Gigi Ramoškaitė
De analista de datos a arquitecto de estrategia de inteligencia artificial
Mi propuesta para un marco de ética de inteligencia artificial fue rechazada por la dirección. Dijeron que era “demasiado teórica” y que necesitaban “soluciones prácticas”. Eso fue el martes pasado. Desde entonces he estado replanteándomelo todo.
Soy analista de datos en una fintech de Vilna desde hace cinco años. Tengo un título en matemáticas de la Universidad de Vilna. Antes el trabajo era claro. Análisis de comportamiento de clientes, modelos predictivos, paneles de control. Iba a yoga después del trabajo y hacía fotos en el parque Pavilnys los domingos. Una vida equilibrada.
En la primavera de 2024 llegaron las herramientas AutoML. Un analista junior recién graduado creó un modelo de segmentación en dos horas. A mí me solía llevar una semana. Mi jefe preguntó por qué necesitaba tanto tiempo si la IA podía hacerlo más rápido. No supe qué responder.
Miré JobRipper durante una pausa en el trabajo. Riesgo alto para análisis rutinario, riesgo bajo para estrategia y gobernanza. Decidí girar hacia ética y estrategia de IA. Hice un curso de ética de Stanford en línea y la especialización en modelos de lenguaje de deeplearning.ai. Caro y exigente en tiempo. Reduje el yoga a dos veces al mes y no he fotografiado el parque en semanas.
Me presenté como la persona que podía construir nuestro marco de IA responsable. Investigué, escribí la propuesta y la presenté a la dirección. La rechazaron. Dijeron que tal vez la revisarían el próximo trimestre. Eso fue hace tres meses. Nada pasó.
Sigo haciendo análisis de datos, solo que con más automatización. Mi rol no ha cambiado mucho. Ahora entiendo mejor las herramientas de IA y puedo arreglar problemas cuando generan resultados extraños. Supongo que eso tiene valor. Pero no hago trabajo estratégico. Sigo en el mismo puesto, con tareas similares, solo que con ayuda de la IA.
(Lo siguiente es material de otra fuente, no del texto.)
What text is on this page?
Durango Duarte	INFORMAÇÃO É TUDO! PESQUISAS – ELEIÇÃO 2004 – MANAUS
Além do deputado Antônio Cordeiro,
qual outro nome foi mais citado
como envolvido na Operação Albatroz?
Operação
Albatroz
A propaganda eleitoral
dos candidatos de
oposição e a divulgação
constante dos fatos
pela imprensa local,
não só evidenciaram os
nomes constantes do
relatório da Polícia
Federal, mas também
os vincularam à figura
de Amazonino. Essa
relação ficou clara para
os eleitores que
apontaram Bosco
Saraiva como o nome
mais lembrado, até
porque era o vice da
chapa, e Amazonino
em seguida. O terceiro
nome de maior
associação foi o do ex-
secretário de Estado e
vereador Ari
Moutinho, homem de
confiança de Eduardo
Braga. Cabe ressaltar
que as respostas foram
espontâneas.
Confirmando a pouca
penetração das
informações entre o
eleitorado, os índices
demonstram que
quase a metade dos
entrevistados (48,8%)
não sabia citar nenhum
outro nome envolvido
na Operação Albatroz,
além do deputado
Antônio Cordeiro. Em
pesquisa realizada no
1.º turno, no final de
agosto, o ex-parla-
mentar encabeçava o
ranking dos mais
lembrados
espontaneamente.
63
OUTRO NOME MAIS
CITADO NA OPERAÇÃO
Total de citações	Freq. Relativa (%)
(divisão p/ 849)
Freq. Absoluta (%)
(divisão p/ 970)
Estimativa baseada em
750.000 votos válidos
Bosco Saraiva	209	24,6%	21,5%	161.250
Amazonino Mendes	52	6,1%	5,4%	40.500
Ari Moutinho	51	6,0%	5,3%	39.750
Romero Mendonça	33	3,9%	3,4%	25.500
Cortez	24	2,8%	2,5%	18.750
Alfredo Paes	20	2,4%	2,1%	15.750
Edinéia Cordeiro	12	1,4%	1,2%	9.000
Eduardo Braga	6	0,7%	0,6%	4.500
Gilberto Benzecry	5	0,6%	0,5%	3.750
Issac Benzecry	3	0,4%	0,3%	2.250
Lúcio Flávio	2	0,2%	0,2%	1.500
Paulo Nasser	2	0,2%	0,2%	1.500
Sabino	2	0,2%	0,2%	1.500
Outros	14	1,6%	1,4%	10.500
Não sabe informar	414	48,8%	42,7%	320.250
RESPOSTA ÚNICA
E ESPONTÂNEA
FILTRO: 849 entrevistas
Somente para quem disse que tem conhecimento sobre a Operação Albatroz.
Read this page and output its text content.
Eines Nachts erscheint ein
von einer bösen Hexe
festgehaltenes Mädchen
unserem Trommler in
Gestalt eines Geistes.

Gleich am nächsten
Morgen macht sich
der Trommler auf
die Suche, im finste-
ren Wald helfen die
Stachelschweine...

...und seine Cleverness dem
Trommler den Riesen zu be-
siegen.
El estudio de yoga cerró el mes pasado. No podía justificar el costo de la membresía después de gastar 800 euros en cursos. Intenté seguir videos de YouTube en casa, pero no es lo mismo. El domingo pasado fui al parque con mi cámara. Tomé algunas fotos. Se sintió bien hacer algo que no estuviera centrado en la carrera.
La hoja de ruta de JobRipper tenía sentido en el papel. La implementación fue diferente. Las empresas dicen que quieren ética y estrategia de IA, pero en la práctica necesitan gente que haga el trabajo diario. Sigo haciendo análisis, esperando que la oportunidad estratégica aparezca algún día. Tal vez sí. Tal vez no.